1431/AB-BR BR
Auf die - aus Gründen der besseren Übersichtlichkeit in Kopie beigeschlossene - schriftliche
parlamentarische Anfrage Nr. 1542/J - BR der Bundesräte Dr. Peter Harring und Genossen
vom 20. November 1998, betreffend IWF Bericht über Österreichs Finanzsektor, beehre ich
mich folgendes mitzuteilen:
Zu 1.:
Die sogenannten Artikel IV - Konsultationsberichte des Währungsfonds werden in drei Teilen
erstellt:
Der Staff Report wird im Fonds intern diskutiert und sodann an die Mitgliedstaaten des
Währungsfonds weitergeleitet, die den Bericht vertraulich zu behandeln haben.
Ein zweiter Teil, Selected Issues and Statistical Appendix genannt, wird darüberhinaus auch
an eine Reihe von Internationalen Organisationen verteilt, die allerdings gleichfalls
verpflichtet sind, diesen Teil vertraulich zu behandeln. Das in der Einleitung zur Anfrage
erwähnte Kapitel European and Global Integration - the Challenges for Austria's Financial
Sector, ist Teil dieses zweiten Teiles. Zum Dritten veröffentlicht der IWF für jedes Land
sogenannte Public Information Notices über das Ergebnis seiner Artikel IV - Konsultationen.
Diese sind einer breiten Öffentlichkeit zugänglich.

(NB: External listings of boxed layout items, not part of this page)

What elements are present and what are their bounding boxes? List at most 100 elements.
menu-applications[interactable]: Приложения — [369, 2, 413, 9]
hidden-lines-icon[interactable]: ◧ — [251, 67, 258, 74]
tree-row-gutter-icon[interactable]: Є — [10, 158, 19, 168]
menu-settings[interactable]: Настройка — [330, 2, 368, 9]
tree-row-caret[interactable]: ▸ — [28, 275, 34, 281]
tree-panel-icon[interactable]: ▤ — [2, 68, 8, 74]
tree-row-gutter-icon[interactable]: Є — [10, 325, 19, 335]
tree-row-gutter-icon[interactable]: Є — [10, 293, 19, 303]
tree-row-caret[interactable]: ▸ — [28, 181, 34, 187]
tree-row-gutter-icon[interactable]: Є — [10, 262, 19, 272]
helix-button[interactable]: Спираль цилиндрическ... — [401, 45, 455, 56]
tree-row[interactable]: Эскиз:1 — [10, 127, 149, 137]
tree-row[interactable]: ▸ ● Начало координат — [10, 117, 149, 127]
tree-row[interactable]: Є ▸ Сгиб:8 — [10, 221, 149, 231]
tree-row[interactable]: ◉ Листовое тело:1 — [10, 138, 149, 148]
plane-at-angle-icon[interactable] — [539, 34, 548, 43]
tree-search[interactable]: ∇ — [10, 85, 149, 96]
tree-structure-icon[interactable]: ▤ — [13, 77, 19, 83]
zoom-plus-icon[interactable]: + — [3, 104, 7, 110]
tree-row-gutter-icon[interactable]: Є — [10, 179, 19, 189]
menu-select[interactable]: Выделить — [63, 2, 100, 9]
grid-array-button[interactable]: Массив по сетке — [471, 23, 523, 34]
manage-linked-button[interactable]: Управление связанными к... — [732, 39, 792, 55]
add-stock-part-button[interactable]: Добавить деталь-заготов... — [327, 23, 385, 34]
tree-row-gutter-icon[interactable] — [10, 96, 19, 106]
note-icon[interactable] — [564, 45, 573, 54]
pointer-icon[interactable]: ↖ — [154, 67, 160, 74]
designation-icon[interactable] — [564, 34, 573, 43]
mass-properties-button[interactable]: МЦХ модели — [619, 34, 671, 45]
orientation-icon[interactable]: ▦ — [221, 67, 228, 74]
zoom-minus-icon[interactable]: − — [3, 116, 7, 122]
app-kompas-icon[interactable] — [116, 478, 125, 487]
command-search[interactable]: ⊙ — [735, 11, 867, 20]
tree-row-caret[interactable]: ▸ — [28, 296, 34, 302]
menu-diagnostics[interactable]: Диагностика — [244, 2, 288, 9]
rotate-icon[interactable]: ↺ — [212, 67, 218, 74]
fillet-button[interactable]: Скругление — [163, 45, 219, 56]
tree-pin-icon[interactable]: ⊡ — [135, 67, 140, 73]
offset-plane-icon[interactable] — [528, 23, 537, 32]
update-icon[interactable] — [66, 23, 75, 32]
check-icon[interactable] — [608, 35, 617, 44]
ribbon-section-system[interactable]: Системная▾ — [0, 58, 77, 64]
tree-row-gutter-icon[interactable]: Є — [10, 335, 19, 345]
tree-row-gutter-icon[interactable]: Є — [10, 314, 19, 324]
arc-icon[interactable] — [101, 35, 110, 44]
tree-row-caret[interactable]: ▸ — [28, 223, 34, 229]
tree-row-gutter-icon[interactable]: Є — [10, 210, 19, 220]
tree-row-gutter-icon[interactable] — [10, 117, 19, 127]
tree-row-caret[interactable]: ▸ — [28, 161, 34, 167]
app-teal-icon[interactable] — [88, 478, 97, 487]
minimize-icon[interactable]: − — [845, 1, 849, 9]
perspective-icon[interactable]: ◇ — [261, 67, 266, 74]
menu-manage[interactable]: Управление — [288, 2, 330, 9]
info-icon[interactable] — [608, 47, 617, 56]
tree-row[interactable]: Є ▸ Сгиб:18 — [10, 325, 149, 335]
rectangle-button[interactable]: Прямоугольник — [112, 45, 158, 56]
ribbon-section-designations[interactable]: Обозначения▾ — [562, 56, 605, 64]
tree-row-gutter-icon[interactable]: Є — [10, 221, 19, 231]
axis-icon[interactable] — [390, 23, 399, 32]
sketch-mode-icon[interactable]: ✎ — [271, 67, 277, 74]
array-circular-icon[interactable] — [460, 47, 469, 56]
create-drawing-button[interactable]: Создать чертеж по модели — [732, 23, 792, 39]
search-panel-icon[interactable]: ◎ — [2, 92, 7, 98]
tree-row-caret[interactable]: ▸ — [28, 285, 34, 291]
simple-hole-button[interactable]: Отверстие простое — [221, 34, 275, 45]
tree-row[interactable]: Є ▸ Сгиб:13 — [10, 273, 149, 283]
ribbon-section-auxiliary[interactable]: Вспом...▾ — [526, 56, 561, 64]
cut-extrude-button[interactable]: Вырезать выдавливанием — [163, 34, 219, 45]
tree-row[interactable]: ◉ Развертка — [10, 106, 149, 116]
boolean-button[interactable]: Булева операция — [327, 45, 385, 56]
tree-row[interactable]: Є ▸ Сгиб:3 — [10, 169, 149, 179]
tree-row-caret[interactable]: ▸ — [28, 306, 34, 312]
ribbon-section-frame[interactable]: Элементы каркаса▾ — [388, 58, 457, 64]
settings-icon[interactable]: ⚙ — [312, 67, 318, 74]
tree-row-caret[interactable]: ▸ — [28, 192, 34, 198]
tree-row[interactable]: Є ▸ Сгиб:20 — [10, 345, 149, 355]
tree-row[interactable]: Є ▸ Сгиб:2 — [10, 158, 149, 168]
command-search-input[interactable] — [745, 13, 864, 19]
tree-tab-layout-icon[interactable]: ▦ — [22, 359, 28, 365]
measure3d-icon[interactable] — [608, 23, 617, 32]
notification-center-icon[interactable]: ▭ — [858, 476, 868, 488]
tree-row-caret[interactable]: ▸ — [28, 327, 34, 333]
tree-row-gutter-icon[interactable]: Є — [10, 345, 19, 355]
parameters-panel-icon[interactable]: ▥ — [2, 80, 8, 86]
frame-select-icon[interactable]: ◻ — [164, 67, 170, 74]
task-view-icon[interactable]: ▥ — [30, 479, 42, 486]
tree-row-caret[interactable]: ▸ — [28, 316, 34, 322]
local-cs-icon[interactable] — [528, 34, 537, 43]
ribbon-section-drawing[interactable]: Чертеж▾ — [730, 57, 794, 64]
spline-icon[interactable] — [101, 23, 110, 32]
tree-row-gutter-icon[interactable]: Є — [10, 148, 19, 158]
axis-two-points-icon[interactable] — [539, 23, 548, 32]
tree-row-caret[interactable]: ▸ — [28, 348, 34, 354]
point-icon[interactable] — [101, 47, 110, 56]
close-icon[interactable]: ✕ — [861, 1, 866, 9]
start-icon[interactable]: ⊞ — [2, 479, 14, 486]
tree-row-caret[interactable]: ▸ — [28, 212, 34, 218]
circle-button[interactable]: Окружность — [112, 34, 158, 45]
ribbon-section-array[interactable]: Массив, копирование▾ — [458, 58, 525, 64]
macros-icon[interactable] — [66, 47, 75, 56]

Mit der vertraulichen Behandlung des Berichtes des Fondsstabes über die
Artikel IV - Konsultation mit dem jeweiligen IWF - Mitgliedsland soll sichergestellt werden, daß
freizügige Diskussionen im IWF stattfinden und kritische Empfehlungen inkludiert werden
können. Außerdem sind diese Berichte auch denjenigen Behörden und Institutionen, die in
den Mitgliedstaaten des Fonds für die Beobachtung der Volkswirtschaften im Ausland
zuständig sind, zugänglich, sodaß sich diese Stellen ein klares Bild über die wirtschaftliche
Lage in anderen Staaten machen können.
Zu 2.:
Es darf festgehalten werden, daß die in der Anfrage genannten Verweise hinsichtlich des
Staatseinflusses auf die Banken, eine politische Aufteilung des Finanzsektors, mangelhafte
Vorbereitung sowie geringe Rentabilität und große Überkapazitäten in dieser Form im
Bericht nicht oder nur in Ansätzen enthalten sind. Der Bericht kommt vielmehr zum Ergebnis,
daß der Staat sich schon weitgehend als Eigentümer aus dem Bankwesen zurückgezogen
habe. Der Einfluß der Gemeinden bei Gemeindesparkassen wiederum wird durch die
jüngste Novelle zum Sparkassengesetz, die die Umwandlung von Anteilsverwaltungs -
Sparkassen in Stiftungen ermöglicht und diesfalls zu einem Auslaufen der Gemeindehaftung
führt, weiter reduziert werden.
Es ist aber richtig, daß der Bericht auch Kritik am Österreichischen Banken - und Finanz -
sektor enthält. Sie betrifft vor allem die hohen operativen Kosten, den relativ großen Anteil
der öffentlichen Hand, das geringe Interesse an Aktien und ähnlichen Instrumenten und die
große Zweigstellendichte sowie mangelhafte Vorbereitung auf die Integration der Finanz -
märkte und Überkapazitäten. Diese Kritik wird im Finanzministerium und in der Oester -
reichischen Nationalbank ernst genommen und mit den Vertretern der Banken und
Finanzinstitute diskutiert.
Dem Bundesministerium für Finanzen in seiner Funktion als Bankenaufsichtsbehörde ist es
nicht möglich, wirtschaftslenkend in die Geschäftspolitik der einzelnen Institute einzugreifen.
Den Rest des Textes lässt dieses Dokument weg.